I noted a Morgan OI that claimed to be a 29 or 30! I haven''t seen too many of these 
listed but am interested if its a good
cruiser. TIA


----------



## Jeff_H (Feb 26, 2000)

They offer a lot of room for a given boat length and perhaps for the dollar but at the price of very poor sailing ability and mediocre, or worse, build quality. To me that makes a poor cruiser but I judge boats very strongly by their overall sailing ability. Now then, there was a couple different models of Morgan 28 and a Morgan 30 that were not Out Island series boats. These were pretty good sailors for their era and I would call these pretty good cruising boat if you were not looking for the kind of seaworthiness, speed and ease of handling that more modern boats offer. 
Good luck in your search.
Jeff


----------



## crkitten (Feb 19, 2001)

I have read with interest the many negative comments about Morgan OI''s (as well as some positive comments). My family owns a 30ft. OI and we have sailed it all over Florida including a trek across Lake Okeechobee from Miami to St. Pete. The boat is comfortable to sail and in my opinion, a great cruiser. The shoal draft makes it ideal for getting into interesting coves and the relatively broad beam makes it comfortable for passengers and crew alike. It is NOT a racing boat...but going fast has never been one of my goals when sailing. I have been in some pretty severe blows while on the 30 and we rode things out just fine. The big Yanmar diesel has always performed well and the boat has been a first introduction to sailing for many people who go on to be die-hard sailors. My husband and I are looking for a boat of our own and the Morgan OI is at the top of our list. No boat is perfect, they all take maintenance and know-how if you want to get the most out of them. Anyway, that is my two cents worth...Happy cruising!


----------



## rbh1515 (Jul 7, 2000)

Morgan made a OI28 and a OI30. I have an OI33 and don''t know much about the 28 or 30. But there are a couple places you can get info.
Morgan Owners Group: http://mailer.fsu.edu/~kklein/
there are people that have web sites on each of these boats.
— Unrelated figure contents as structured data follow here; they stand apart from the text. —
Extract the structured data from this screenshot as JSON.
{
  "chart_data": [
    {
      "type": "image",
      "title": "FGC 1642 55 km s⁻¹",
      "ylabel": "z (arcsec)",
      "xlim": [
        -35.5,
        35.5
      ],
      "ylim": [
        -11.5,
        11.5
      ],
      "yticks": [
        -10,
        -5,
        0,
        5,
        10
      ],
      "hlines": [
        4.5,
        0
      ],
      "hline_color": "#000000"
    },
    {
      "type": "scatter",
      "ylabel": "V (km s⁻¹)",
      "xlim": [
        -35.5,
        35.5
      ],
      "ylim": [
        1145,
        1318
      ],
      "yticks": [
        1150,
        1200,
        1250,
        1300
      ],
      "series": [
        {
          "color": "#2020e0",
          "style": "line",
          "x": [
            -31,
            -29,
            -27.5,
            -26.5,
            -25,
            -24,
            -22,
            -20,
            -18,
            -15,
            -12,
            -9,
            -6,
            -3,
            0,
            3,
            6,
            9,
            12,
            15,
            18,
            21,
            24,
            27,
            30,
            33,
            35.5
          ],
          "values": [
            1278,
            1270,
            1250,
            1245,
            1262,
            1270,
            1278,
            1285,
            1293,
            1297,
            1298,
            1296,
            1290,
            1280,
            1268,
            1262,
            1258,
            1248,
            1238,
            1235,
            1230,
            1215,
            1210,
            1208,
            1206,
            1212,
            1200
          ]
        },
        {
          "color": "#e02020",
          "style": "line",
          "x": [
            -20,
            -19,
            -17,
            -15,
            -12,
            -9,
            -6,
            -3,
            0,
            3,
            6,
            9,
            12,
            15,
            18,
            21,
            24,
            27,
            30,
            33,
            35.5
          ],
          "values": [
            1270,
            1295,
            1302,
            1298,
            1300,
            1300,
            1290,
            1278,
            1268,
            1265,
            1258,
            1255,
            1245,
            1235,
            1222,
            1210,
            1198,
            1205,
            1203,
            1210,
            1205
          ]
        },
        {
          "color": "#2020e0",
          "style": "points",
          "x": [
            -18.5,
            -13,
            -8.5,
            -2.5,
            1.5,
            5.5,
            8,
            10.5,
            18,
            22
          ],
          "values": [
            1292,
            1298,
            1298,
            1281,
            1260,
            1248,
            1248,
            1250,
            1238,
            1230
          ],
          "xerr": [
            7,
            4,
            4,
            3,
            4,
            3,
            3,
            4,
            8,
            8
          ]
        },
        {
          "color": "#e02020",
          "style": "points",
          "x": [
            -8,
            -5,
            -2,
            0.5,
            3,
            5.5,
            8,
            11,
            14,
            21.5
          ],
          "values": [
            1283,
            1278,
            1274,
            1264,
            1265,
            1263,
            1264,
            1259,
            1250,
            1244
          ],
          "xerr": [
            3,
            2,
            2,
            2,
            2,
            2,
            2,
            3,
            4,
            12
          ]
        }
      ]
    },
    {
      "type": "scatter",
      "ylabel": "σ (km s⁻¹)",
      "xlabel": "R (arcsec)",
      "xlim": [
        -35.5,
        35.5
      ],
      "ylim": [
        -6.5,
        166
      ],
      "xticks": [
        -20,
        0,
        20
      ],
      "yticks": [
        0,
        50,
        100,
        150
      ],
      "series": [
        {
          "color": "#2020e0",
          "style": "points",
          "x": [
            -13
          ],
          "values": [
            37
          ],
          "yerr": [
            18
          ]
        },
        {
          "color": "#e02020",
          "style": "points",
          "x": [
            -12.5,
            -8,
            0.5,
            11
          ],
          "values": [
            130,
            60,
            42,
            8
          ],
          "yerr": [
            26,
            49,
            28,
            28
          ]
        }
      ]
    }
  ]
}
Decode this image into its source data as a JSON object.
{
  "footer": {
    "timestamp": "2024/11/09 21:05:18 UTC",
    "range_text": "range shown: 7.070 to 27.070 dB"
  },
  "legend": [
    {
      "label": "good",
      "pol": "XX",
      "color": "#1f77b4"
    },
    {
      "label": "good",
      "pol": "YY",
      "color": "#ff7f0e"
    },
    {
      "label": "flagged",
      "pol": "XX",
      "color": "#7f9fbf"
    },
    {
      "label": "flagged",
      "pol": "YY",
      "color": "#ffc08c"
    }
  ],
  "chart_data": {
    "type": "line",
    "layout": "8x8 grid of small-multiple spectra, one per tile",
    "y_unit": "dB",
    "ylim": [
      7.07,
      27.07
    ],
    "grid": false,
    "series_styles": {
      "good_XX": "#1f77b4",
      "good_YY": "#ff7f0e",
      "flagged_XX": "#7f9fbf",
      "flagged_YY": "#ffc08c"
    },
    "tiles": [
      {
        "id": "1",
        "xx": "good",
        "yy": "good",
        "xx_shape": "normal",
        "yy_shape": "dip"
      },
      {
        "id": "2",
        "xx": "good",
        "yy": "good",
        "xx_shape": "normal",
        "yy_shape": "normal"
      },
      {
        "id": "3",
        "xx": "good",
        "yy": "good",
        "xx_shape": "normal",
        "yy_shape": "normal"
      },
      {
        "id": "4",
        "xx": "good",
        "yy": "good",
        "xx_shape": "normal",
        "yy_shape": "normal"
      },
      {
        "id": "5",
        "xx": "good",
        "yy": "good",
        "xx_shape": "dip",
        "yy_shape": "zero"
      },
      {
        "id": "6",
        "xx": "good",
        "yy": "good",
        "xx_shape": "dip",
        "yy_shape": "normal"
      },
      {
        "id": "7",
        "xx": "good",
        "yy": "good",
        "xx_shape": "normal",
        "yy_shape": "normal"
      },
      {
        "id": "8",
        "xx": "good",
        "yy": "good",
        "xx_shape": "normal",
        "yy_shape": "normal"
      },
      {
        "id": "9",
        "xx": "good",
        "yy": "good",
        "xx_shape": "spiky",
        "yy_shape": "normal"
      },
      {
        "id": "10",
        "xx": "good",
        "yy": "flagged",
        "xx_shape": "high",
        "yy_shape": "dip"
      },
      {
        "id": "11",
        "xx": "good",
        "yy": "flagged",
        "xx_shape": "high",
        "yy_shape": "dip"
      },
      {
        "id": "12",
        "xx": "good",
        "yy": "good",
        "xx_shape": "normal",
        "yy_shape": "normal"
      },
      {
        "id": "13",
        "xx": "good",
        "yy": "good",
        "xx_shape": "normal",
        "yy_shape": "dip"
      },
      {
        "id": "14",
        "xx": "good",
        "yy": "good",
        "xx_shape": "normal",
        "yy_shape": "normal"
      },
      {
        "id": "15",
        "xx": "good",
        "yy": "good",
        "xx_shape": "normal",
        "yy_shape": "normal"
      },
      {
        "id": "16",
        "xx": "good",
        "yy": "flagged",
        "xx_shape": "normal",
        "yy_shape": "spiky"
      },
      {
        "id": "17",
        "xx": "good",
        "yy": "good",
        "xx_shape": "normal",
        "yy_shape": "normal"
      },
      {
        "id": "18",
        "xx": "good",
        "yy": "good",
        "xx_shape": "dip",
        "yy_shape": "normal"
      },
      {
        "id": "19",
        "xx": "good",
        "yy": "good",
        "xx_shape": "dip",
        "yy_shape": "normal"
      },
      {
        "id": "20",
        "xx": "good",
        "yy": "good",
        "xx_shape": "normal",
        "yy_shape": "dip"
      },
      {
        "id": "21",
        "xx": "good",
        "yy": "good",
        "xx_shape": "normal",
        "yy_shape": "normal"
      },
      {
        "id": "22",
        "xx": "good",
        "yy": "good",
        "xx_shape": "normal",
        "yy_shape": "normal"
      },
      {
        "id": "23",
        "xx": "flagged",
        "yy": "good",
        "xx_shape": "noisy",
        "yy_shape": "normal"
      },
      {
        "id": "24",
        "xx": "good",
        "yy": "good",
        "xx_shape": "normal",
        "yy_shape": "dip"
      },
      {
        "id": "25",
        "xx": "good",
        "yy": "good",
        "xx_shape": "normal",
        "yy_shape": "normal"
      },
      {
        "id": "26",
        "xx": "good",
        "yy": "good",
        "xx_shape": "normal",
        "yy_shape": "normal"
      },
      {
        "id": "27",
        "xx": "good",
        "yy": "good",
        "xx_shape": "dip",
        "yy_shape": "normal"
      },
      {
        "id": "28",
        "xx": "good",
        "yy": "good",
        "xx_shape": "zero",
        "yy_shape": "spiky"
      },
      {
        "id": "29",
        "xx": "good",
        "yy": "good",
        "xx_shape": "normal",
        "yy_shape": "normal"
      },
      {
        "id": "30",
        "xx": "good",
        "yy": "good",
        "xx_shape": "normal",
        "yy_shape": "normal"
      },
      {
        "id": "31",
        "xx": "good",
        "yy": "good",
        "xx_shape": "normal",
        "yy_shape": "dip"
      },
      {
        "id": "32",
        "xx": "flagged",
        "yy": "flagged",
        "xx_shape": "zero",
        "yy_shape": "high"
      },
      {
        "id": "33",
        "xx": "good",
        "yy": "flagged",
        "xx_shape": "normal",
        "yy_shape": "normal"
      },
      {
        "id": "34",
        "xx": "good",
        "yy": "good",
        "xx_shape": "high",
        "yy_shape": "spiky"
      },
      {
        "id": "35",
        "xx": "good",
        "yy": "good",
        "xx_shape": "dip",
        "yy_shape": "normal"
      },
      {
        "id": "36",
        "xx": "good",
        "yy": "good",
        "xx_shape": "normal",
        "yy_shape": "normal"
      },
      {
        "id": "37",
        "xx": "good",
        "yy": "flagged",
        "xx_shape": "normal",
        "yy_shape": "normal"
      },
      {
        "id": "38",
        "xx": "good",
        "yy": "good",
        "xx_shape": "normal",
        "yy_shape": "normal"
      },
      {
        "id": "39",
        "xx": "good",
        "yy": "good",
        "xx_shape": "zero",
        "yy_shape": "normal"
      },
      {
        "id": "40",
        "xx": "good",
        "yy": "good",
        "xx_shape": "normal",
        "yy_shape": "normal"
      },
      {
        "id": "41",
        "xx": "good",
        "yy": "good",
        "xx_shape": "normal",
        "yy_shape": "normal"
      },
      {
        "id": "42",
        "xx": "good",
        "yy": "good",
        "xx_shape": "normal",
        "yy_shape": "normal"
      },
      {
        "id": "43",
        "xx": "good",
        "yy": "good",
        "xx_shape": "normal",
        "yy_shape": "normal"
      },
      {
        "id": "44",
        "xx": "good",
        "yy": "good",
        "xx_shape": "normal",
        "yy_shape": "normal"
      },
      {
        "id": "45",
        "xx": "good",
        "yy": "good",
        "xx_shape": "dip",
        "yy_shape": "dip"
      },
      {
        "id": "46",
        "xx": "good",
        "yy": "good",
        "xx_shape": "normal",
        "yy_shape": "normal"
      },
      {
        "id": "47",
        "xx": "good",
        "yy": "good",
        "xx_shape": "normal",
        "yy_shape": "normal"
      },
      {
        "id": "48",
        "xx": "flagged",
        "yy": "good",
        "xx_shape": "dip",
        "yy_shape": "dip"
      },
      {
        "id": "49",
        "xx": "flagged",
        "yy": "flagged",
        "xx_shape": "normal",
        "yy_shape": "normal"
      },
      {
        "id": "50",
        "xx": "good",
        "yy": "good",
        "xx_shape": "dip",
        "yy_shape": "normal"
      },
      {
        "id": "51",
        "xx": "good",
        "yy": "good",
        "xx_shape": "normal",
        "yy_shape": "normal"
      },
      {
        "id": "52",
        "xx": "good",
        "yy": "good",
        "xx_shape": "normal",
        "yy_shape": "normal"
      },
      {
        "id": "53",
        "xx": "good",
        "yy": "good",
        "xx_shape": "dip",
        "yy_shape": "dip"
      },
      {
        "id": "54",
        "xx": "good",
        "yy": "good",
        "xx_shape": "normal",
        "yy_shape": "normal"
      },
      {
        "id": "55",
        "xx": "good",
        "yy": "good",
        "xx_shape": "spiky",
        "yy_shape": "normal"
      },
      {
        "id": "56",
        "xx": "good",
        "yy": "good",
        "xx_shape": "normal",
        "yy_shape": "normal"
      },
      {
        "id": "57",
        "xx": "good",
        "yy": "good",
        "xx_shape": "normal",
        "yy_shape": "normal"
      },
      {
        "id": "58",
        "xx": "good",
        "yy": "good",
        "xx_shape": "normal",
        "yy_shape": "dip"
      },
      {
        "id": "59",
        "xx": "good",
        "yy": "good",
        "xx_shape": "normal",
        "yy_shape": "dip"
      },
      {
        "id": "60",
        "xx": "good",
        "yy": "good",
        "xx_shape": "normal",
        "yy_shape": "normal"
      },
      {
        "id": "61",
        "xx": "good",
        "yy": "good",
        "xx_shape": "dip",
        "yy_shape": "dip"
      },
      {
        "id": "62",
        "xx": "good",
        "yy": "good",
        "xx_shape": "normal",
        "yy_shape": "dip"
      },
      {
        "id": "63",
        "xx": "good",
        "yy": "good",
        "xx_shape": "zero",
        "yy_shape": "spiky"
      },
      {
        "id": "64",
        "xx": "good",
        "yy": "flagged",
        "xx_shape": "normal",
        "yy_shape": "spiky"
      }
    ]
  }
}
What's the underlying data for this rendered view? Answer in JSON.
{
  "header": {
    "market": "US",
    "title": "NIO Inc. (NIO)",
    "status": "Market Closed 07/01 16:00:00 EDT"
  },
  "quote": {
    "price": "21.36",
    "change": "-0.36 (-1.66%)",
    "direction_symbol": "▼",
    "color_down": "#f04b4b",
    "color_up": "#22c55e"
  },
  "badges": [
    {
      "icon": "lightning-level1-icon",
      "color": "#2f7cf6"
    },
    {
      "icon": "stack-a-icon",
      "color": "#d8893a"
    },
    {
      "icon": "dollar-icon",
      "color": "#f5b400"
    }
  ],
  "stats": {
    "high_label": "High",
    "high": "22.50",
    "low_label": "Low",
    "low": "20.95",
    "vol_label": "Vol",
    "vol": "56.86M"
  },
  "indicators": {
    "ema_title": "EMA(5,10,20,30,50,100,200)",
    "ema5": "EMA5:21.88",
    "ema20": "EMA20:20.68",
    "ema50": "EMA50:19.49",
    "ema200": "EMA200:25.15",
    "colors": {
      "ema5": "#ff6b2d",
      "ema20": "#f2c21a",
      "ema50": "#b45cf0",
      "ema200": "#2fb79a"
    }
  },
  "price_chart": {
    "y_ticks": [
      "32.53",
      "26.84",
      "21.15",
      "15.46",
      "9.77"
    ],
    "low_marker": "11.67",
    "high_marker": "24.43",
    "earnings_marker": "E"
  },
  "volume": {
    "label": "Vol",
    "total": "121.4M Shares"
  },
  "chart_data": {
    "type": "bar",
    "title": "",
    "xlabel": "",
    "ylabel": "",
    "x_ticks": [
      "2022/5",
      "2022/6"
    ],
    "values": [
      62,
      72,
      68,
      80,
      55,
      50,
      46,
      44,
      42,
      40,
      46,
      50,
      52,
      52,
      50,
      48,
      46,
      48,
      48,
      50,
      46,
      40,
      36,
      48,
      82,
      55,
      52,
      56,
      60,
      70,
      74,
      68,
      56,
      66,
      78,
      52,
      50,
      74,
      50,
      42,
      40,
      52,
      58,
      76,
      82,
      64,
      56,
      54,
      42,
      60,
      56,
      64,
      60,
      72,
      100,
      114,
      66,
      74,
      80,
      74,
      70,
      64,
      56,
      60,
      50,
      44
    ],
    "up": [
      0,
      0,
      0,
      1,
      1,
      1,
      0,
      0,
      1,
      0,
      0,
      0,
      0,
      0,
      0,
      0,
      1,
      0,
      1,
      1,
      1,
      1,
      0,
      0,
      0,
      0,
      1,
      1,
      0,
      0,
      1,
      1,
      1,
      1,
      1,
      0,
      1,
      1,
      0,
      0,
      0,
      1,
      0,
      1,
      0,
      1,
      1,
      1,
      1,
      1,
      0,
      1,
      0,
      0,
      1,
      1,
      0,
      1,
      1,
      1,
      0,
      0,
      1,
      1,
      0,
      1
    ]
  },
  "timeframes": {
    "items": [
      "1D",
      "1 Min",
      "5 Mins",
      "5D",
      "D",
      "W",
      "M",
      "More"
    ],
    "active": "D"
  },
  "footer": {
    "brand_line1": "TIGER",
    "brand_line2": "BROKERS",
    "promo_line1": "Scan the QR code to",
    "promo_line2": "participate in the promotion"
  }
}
Morgan email list here on Sailnet. You can join the Morgan list and ask questions about the boats and probably get alot of answers from current owners.

Also there is a website for Morgan sailboats for sale. Dont recall the web address. You may want to consider the OI33. There are probably more of these around for sale. The boat is huge for a 33 foot. There are definately a cruising boat. I''m 6''4" tall and have standing headroom throughout the boat. I exclusively daysail on Lake Michigan and I''m going to get more of a lively sailing boat (Colgate 26. I currently have my OI33 for sale here in Milwaukee. It has a 3 year old Yanmar diesel and is in great shape. If you are in the Midwest and are interested, let me know. I have an ad with pictures on Boatsearch here on Sailnet. There are other OI33''s also for sale on Boatsearch. Rob [email protected]


----------



## rbh1515 (Jul 7, 2000)

Here''s the web site with a large list of Morgans for sale:
http://www.iboatsandyachts.com/Builders/Morgan_Yachts/search.cfm
There was one OI28
Rob


----------



## TSOJOURNER (Dec 16, 1999)

We have a 1971 28 ft. Morgan in Maryland that we would like to sell. I have not been able to find much market information. Any help is appreciated.
Thanks


----------



## zepproxx (Jun 12, 2001)

*?*



halyardz said:


> I noted a Morgan OI that claimed to be a 29 or 30! I haven''t seen too many of these
> listed but am interested if its a good
> cruiser. TIA


I owned a 28 oi and there is a 28 and a 30. I never heard of a 29.


----------